Router einrichten ist nicht so schwer, wie man immer meint. Ganz egal, welcher Router für Glasfaser am Ende bei Dir das Rennen gemacht hat: Du folgst schlicht den Anweisungen des Herstellers beziehungsweise Deines Providers. Zuerst solltest Du den Router mit dem DSL-Kabel mit dem VDSL Anschluss verbinden und ans Stromnetz anschließen. Dann wird der Router mit dem PC verbunden. Dazu nutzt Du ein LAN-Kabel.
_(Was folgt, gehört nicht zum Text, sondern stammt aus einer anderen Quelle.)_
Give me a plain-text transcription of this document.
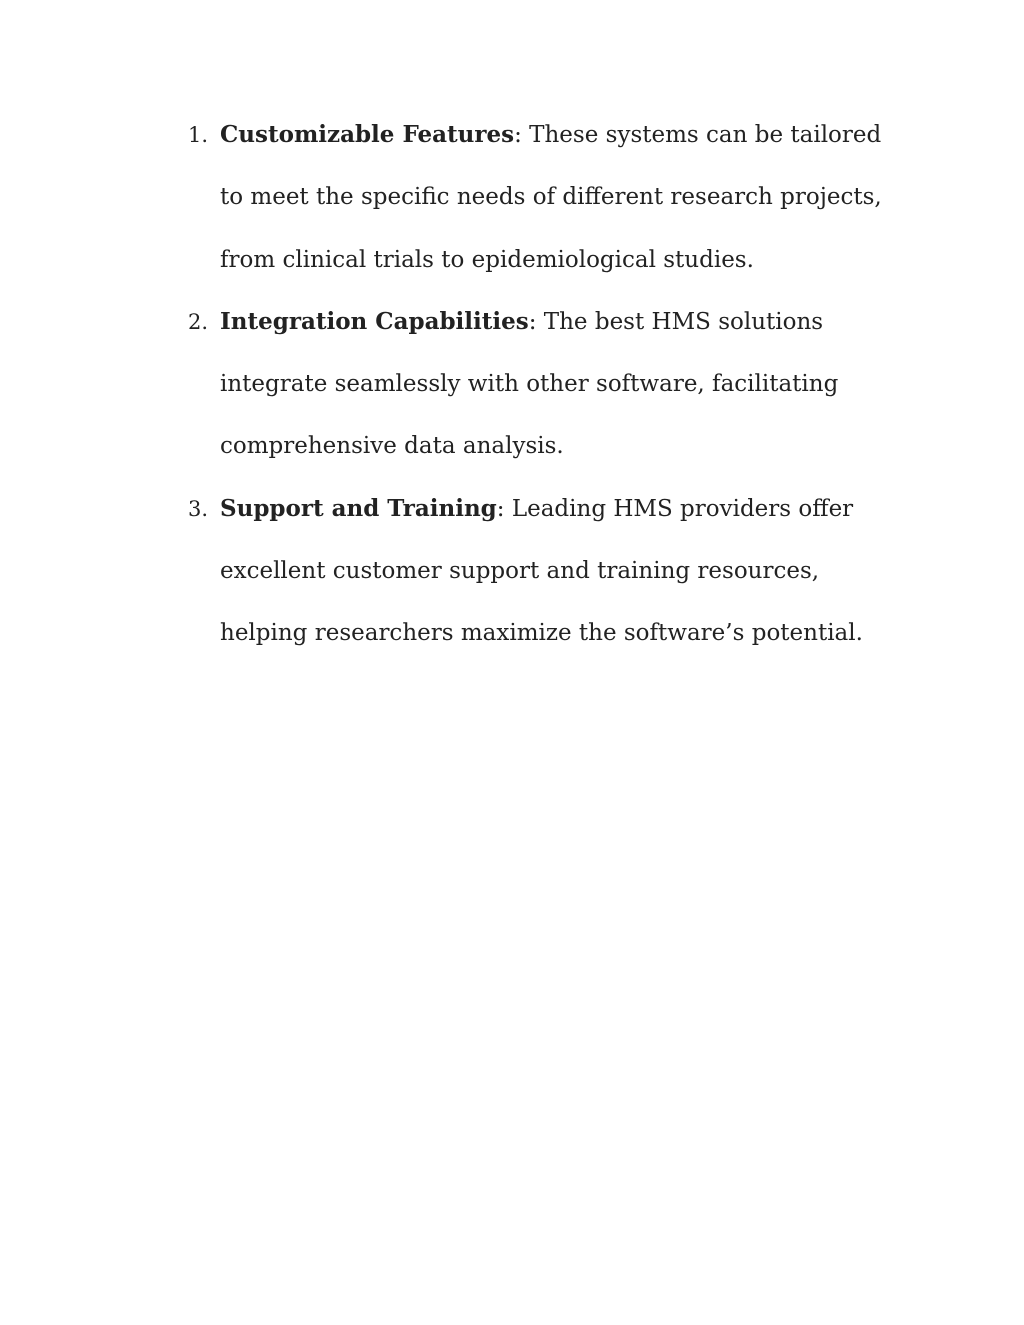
1. Customizable Features: These systems can be tailored to meet the specific needs of different research projects, from clinical trials to epidemiological studies.
2. Integration Capabilities: The best HMS solutions integrate seamlessly with other software, facilitating comprehensive data analysis.
3. Support and Training: Leading HMS providers offer excellent customer support and training resources, helping researchers maximize the software’s potential.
Schalte beide Geräte ein, öffne am PC den Browser und gib die auf der Unterseite des Routers angegebene Adresse ein.

Anschließend wirst Du vermutlich aufgefordert, ein Administratorpasswort anzugeben. Das solltest Du ebenfalls auf der Unterseite des Routers finden, oder du schaust dir unseren Artikel über die Standard Router-IPs an. Und damit sollte sich sogar schon der Einrichtungsmanager (Set-Up Assistent) von alleine öffnen. Folge den Anweisungen!

Fazit: Schnelles Internet ist heute ein Muss - mit Glasfaseranschluss und passendem Router ist das kein Problem

VDSL ist Internet, das den größten Teil der Strecke über Glasfaser zurücklegt. Damit ist ein VDSL-Anschluss schneller als DSL. Das muss der Router aber ebenfalls können: Ein VDSL-Router sorgt dafür, dass Du das schnelle Internet zu Hause optimal nutzen kannst. Und zwar für alle möglichen Endgeräte und im Heimnetz, nicht nur für den Desktop PC. Zahlreiche Anschlüsse und interessante Extras machen den VDSL Router aber erst so richtig interessant.